Origin: Nilgiris, Southern India
Producer: Tea Studio
Infusion Suggestion: 210 degrees, 4 min
Tasting Notes: Toasted Grains and Coffee
Information: This Japanese inspired tea, made using just the stems of the tea plant, has a strong roasted taste that hearkens to a cup of coffee. This nourishing tea is enjoyed both hot and cold.
This unique tea is made by one of India's first female tea producers -- Muskan Khanna. This tea is part of a series Khanna is making by adapting Japanese and Chinese methods to Indian tea leaves.
Production: The kukicha is a roasted green tea made from only the stems of the plant. After being hand sorted, the stalk goes through a series of machines to be flattened and then roasted.

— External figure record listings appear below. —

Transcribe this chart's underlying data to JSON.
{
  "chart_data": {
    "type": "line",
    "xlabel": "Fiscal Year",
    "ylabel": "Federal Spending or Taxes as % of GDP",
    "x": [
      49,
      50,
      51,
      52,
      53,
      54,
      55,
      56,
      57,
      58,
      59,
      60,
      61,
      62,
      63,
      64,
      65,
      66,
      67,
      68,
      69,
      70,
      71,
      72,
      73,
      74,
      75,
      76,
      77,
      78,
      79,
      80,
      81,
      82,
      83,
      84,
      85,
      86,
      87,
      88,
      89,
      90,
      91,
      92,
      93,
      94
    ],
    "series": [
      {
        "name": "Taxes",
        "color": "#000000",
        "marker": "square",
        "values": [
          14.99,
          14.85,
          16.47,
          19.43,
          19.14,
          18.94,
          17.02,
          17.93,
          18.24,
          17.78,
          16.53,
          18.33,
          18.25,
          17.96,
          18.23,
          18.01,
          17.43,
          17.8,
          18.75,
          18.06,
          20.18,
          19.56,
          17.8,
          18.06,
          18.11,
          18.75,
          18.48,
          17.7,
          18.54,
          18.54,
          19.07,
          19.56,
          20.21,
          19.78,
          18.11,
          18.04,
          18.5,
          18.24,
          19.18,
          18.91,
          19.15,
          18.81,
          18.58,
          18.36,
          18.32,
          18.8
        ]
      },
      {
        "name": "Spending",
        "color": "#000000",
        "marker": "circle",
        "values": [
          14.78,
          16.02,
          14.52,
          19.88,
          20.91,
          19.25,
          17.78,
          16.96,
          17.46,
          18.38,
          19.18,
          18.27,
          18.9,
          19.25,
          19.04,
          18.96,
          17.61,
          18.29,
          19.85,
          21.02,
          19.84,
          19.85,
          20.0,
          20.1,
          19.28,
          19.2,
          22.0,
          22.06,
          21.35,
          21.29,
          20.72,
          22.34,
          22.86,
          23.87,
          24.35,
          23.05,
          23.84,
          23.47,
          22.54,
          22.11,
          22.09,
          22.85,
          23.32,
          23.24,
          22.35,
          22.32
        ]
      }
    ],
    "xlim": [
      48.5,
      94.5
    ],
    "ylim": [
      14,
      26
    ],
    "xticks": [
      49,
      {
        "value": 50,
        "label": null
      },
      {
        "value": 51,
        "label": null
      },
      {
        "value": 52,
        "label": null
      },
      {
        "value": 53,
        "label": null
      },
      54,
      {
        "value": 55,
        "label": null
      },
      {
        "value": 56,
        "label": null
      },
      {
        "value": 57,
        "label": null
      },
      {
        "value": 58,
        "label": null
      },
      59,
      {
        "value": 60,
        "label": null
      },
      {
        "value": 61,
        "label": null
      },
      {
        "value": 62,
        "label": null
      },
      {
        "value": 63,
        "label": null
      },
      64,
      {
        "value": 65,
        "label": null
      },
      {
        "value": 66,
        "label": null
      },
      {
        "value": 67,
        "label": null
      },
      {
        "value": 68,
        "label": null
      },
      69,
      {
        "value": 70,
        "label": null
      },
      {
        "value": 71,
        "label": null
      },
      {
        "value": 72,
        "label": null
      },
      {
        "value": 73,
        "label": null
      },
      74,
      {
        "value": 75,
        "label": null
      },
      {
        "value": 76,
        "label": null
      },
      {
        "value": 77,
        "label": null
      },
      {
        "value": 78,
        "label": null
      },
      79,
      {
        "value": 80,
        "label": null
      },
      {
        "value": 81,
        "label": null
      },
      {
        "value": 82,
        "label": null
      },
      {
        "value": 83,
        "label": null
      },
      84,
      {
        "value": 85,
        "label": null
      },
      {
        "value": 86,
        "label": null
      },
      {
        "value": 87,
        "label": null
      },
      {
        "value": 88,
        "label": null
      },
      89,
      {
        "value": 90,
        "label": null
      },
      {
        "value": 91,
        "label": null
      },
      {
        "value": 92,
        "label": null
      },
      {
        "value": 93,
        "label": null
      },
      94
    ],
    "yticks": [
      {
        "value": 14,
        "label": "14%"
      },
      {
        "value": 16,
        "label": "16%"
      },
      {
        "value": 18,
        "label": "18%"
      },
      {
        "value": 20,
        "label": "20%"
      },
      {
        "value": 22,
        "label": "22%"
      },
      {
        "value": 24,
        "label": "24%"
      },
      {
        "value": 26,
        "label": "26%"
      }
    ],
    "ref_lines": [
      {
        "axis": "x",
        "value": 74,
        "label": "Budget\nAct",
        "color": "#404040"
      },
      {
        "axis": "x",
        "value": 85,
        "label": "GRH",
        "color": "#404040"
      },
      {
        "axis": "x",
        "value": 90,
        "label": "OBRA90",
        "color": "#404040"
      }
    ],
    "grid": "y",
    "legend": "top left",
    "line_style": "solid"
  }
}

Kukicha has less caffeine than other green teas which results from the roasting process.
Region: The Nilgiri region contain India’s southern most mountains. While the district is only slightly larger than Darjeeling, it produces nearly four times as much tea. The prolific growth can be attributed to the lush tropical climate. Unlike other regions, most of the land is owned by small growers who sell their green leaf to “bought leaf” factories. Nigiri teas are generally known to be less bitter as they contain fewer tannins than most china bush teas.
Growers: Tea Studio is a state of the art processing facility in the Nilgiris run Muskan Khanna. Her father, Indi, has been producing fine Indian teas for decades, however Muskan was interested in incorporating traditional Chinese methods into their production in order to create high quality, one-of-a-kind teas. Under Muskan’s leadership, the factory is currently run and operated exclusively by a team of women – rare for the tea industry. In addition, Tea Studio is also an educational space designed to host groups and teach professionals how to make fine whole leaf teas. Read more about Muskan’s Journey.
Impact: With the creativity and expertise employed at Tea Studio – the breadth and interest of Indian teas continue to expand. Though education and professional development, more small growers will have access to the resources they need to process high quality teas in the specialty tea world. In an industry dominated by middle aged men, Muskan represents a youthful energy and face that will be essential if tea will continue to survive in rural India.